Dan and Holly Dzundza, Penjobe, Springsure, returned to take four for on average $22,500, topping at $28,000 for another of the Orient sons on offer.
Allan and Janette Williams, Riverside, Nebo, returned taking eight for a $18,875 average. These topped at $24,000.
Bash and Robin Carmichael, Newcombe, Augathella, also returned taking four at an average $20,750, topping at $26,000.
John and Ellen Cotter, Kinbombi Station, Goomeri, took four to average $19,000, topping at $20,000 on three occasions. Bassalt Pastoral, Bassalt Creek, Charters Towers, took six to average $18,500, including two at $20,000 each.
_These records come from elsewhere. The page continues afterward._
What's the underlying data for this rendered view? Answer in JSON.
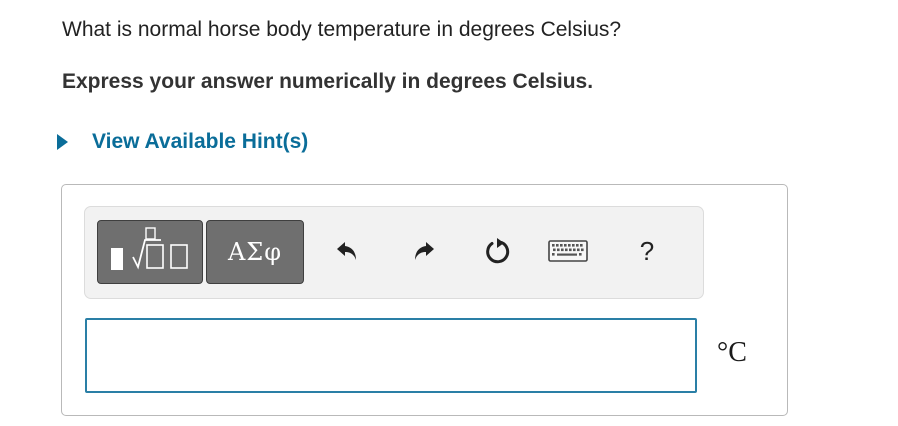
{
  "question": {
    "text": "What is normal horse body temperature in degrees Celsius?",
    "instruction": "Express your answer numerically in degrees Celsius."
  },
  "hint": {
    "label": "View Available Hint(s)",
    "icon": "triangle-right-icon",
    "color": "#0a6d99"
  },
  "toolbar": {
    "templates_button_icon": "templates-icon",
    "symbols_button_label": "ΑΣφ",
    "undo_icon": "undo-icon",
    "redo_icon": "redo-icon",
    "reset_icon": "reset-icon",
    "keyboard_icon": "keyboard-icon",
    "help_label": "?"
  },
  "answer": {
    "value": "",
    "unit": "°C",
    "border_color": "#2a7fa6"
  }
}
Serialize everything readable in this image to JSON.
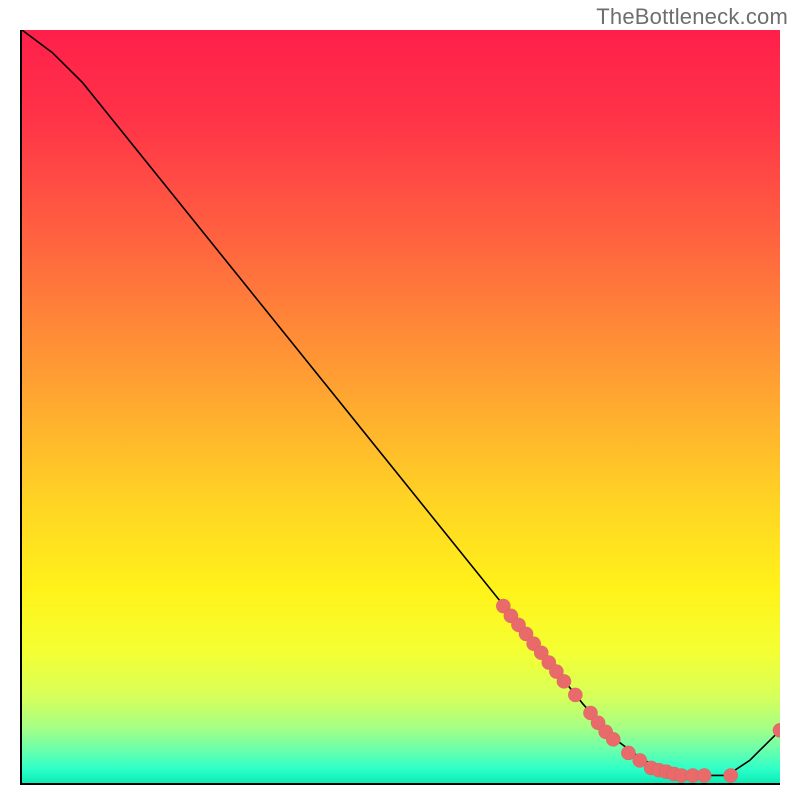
{
  "attribution": "TheBottleneck.com",
  "chart_data": {
    "type": "line",
    "title": "",
    "xlabel": "",
    "ylabel": "",
    "xlim": [
      0,
      100
    ],
    "ylim": [
      0,
      100
    ],
    "grid": false,
    "curve": {
      "x": [
        0,
        4,
        8,
        12,
        20,
        30,
        40,
        50,
        60,
        68,
        74,
        78,
        82,
        86,
        90,
        93,
        96,
        100
      ],
      "y": [
        100,
        97,
        93,
        88,
        78,
        65.5,
        53,
        40.5,
        28,
        18,
        10.5,
        6,
        3,
        1.5,
        1,
        1,
        3,
        7
      ]
    },
    "markers": [
      {
        "x": 63.5,
        "y": 23.5
      },
      {
        "x": 64.5,
        "y": 22.2
      },
      {
        "x": 65.5,
        "y": 21.0
      },
      {
        "x": 66.5,
        "y": 19.8
      },
      {
        "x": 67.5,
        "y": 18.5
      },
      {
        "x": 68.5,
        "y": 17.3
      },
      {
        "x": 69.5,
        "y": 16.0
      },
      {
        "x": 70.5,
        "y": 14.8
      },
      {
        "x": 71.5,
        "y": 13.5
      },
      {
        "x": 73.0,
        "y": 11.7
      },
      {
        "x": 75.0,
        "y": 9.3
      },
      {
        "x": 76.0,
        "y": 8.0
      },
      {
        "x": 77.0,
        "y": 6.8
      },
      {
        "x": 78.0,
        "y": 5.8
      },
      {
        "x": 80.0,
        "y": 4.0
      },
      {
        "x": 81.5,
        "y": 3.0
      },
      {
        "x": 83.0,
        "y": 2.0
      },
      {
        "x": 84.0,
        "y": 1.7
      },
      {
        "x": 85.0,
        "y": 1.5
      },
      {
        "x": 86.0,
        "y": 1.2
      },
      {
        "x": 87.0,
        "y": 1.0
      },
      {
        "x": 88.5,
        "y": 1.0
      },
      {
        "x": 90.0,
        "y": 1.0
      },
      {
        "x": 93.5,
        "y": 1.0
      },
      {
        "x": 100.0,
        "y": 7.0
      }
    ],
    "colors": {
      "marker_fill": "#e86a6a",
      "marker_stroke": "#b24747",
      "line": "#000000",
      "gradient_stops": [
        {
          "pos": 0.0,
          "color": "#ff1f4a"
        },
        {
          "pos": 0.12,
          "color": "#ff3448"
        },
        {
          "pos": 0.3,
          "color": "#ff6a3e"
        },
        {
          "pos": 0.48,
          "color": "#ffa531"
        },
        {
          "pos": 0.62,
          "color": "#ffd324"
        },
        {
          "pos": 0.74,
          "color": "#fff31a"
        },
        {
          "pos": 0.82,
          "color": "#f4ff33"
        },
        {
          "pos": 0.88,
          "color": "#d6ff5a"
        },
        {
          "pos": 0.92,
          "color": "#a6ff84"
        },
        {
          "pos": 0.95,
          "color": "#6affac"
        },
        {
          "pos": 0.975,
          "color": "#2effc8"
        },
        {
          "pos": 1.0,
          "color": "#00e6b0"
        }
      ]
    }
  }
}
Dale, Trevor and Shirley Jones, Myra, Clermont, collectively took seven for on average $16,289, topping at $19,000. Andy Hayes and family, The Garden Station, Alice Springs, accounted for 15 to set an average of $15,667.
Val Childs, Glenlands stud, Bouldercombe, took 27-month-old Commander (P) at $75,000, while Ken and Kerry McKenzie, Yaralla stud, Blackwater, secured the rights to the $70,000 Crawford by Glenlands Timekeeper.
Paul Lever, Leverdale stud, Euramo, purchased the $42,500 Cleveland (Glenlands D Valentino), while Damian Garside, Lochview stud, Charlwood, bought the $62,500 Campese (Glenlands Orient).
Selling for $50,000 was a 23-month-old Glenlands Quartermaster son, Collingwood (P) going to Brad Strahan, B & J Farms, Closeburn.
They've long been known as industry leaders, but the record-breaking result saw the Childs family soar to new heights on Friday.
Not only did they achieve the breed record gross of $4.335m, it is also believed to be the highest-grossing single-vendor bull sale in Australia.
It's a result that vendor Darren Childs can only describe as 'amazing'.
"When it really hits home is the morning of the sale you look around the crowd and there's a lot of people that you know and have been there for years, but the fact that they're prepared to back your product to that extent and leave that sort of money behind at the end of the day, that's really humbling and that's the bit that takes a bit of believing," he said.
"It was an exceptional result and we're certainly overwhelmed with the support that we received."
Mr Childs said the offering was the strongest line of bulls they've presented to date.
"They were consistently strong from the start through to the end and I think that showed in the results too," he said.
"It gives an assurance that what we concentrate on is what the market's requiring and I guess what we do is underpinned by the fact we say we're commercially focused, and that's not going to change.
"We're continuing to try to improve things within our cattle and that's never going to change, we never sit down and say 'they're good enough'.
"But it's just about a balanced approach so we're doing more IVF work, we're trying to multiply that top line, and although they were consistent this year, we still look at them and think we can make them better."
The result comes at the back end of a strong selling season, which has seen new benchmarks set across breeds, ages, and states.
"There's certainly an underlying confidence in everybody and obviously that's on the back of an extremely strong market," Mr Childs said.
"And I think there's a realisation too, that it's going to be around for a while so people are looking to re-invest into better genetics.
"They've obviously got that little bit extra money to do so given the way the commercial market is at the moment, so it's all very positive."
- Agents: Hourn and Bishop Qld, GDL, and Hoch and Wilkinson; simulcast by Elite Livestock Auctions.